7. An adjustable core in a mold for the manufacture of concrete products, the adjustable core comprising:

a plurality of modular sections each of which having a substantially smooth outer panel rigidly attached to the modular section in a manner that minimizes flexing of the outer panel and such that when the modular sections are combined together a smooth outer perimeter is formed which is used to form an inner surface of the concrete product;

a first vibrator mounted to one of the modular sections; and

a second vibrator mounted to another one of the modular sections and positioned opposite from the first vibrator, wherein the first vibrator and the second vibrator cooperate to vibrate the adjustable core.

8. The adjustable core of claim 7, and further comprising a third vibrator connected to the first vibrator and a fourth vibrator connected to the second vibrator.

9. The adjustable core of claim 8, and further comprising a first shaft to couple the first vibrator to the third vibrator and a second shaft to couple the second vibrator to the fourth vibrator, wherein the first vibrator, the second vibrator, the third vibrator, and the fourth vibrator have a sufficient power to shake the core as an integral unit.

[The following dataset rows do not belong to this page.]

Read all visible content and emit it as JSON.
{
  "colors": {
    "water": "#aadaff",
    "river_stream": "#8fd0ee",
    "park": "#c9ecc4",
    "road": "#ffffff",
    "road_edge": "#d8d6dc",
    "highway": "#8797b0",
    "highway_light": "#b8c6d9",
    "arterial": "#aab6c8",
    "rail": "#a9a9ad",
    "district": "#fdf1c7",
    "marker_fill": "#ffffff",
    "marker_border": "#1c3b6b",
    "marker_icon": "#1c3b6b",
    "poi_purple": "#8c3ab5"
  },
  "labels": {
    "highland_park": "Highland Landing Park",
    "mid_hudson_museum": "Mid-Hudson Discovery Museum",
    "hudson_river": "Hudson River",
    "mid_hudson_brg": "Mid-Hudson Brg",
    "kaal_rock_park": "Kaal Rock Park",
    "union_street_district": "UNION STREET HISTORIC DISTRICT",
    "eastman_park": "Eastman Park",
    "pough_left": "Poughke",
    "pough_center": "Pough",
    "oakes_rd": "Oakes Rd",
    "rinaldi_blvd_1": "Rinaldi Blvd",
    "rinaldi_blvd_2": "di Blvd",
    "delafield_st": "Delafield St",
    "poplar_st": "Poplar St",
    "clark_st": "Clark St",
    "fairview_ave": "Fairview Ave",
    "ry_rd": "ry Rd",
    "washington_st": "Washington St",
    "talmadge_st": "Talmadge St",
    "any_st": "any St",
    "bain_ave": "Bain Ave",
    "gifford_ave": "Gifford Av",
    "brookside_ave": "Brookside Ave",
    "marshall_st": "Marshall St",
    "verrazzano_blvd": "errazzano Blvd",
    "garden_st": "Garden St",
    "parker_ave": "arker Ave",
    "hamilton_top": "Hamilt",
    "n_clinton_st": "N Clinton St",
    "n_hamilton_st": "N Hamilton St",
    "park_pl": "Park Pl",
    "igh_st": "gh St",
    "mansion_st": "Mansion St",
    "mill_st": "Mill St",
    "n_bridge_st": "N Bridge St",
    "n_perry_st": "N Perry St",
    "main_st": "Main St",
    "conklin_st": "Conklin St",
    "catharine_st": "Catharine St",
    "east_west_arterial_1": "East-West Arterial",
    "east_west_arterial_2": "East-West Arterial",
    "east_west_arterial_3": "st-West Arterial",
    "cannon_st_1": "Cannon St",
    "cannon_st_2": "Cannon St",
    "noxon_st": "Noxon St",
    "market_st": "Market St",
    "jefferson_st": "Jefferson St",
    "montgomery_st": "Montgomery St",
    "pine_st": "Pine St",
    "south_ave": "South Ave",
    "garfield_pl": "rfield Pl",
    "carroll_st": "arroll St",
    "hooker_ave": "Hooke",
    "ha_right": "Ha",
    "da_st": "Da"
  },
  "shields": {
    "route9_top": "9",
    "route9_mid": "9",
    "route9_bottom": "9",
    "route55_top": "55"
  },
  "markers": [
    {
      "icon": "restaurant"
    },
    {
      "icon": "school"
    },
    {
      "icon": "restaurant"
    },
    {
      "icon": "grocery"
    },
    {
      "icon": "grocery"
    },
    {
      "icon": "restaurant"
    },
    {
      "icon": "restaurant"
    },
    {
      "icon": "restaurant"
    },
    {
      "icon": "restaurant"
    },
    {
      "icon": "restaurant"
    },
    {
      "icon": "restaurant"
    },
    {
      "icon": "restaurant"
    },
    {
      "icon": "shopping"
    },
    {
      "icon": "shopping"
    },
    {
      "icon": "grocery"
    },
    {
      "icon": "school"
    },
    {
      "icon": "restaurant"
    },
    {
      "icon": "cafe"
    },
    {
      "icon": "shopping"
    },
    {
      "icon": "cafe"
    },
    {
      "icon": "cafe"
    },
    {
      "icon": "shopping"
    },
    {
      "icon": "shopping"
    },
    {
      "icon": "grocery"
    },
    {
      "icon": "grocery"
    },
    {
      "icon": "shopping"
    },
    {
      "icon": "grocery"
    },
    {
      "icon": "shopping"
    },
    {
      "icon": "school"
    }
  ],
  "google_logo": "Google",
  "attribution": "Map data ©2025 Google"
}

10. The adjustable core of claim 7, wherein the combined plurality of modular sections form one of a square and a rectangle, wherein the first vibrator is mounted to the modular section positioned on a first corner and the second vibrator is mounted to the modular section on the opposite corner, and wherein the first vibrator and the second vibrator rotate counter with respect to each other.

11. The adjustable core of claim 10, wherein no vibrators are mounted on any other modular section of the plurality of modular sections other than the modular sections of claim 9 to avoid cancelling out vibrations created by the first vibrator and the second vibrator.

12. The adjustable core of claim 10, wherein the modular section positioned on the first corner is a first corner modular section and the modular section positioned on the opposite corner is a second corner modular section, wherein the first corner modular section and the second corner modular section each further comprise a first end wall and a second end wall with a plurality of structural supports for reinforcement between the first end wall and the second end wall.

13. The adjustable core of claim 12, wherein the structural supports further comprise a shelf between the first end wall and the second end wall with a gusset attaching a top side of the shelf to the first end wall a gusset attaching a bottom side of the shelf to the first end wall a gusset attaching a top side of the shelf to the second end wall and a gusset attaching a bottom side of the shelf to the second end wall.

14. The adjustable core of claim 7, wherein each modular section is a rigid structure that allows for substantially no flexion of the smooth outer panel, and wherein the rigid core mass vibrates as an integral unit.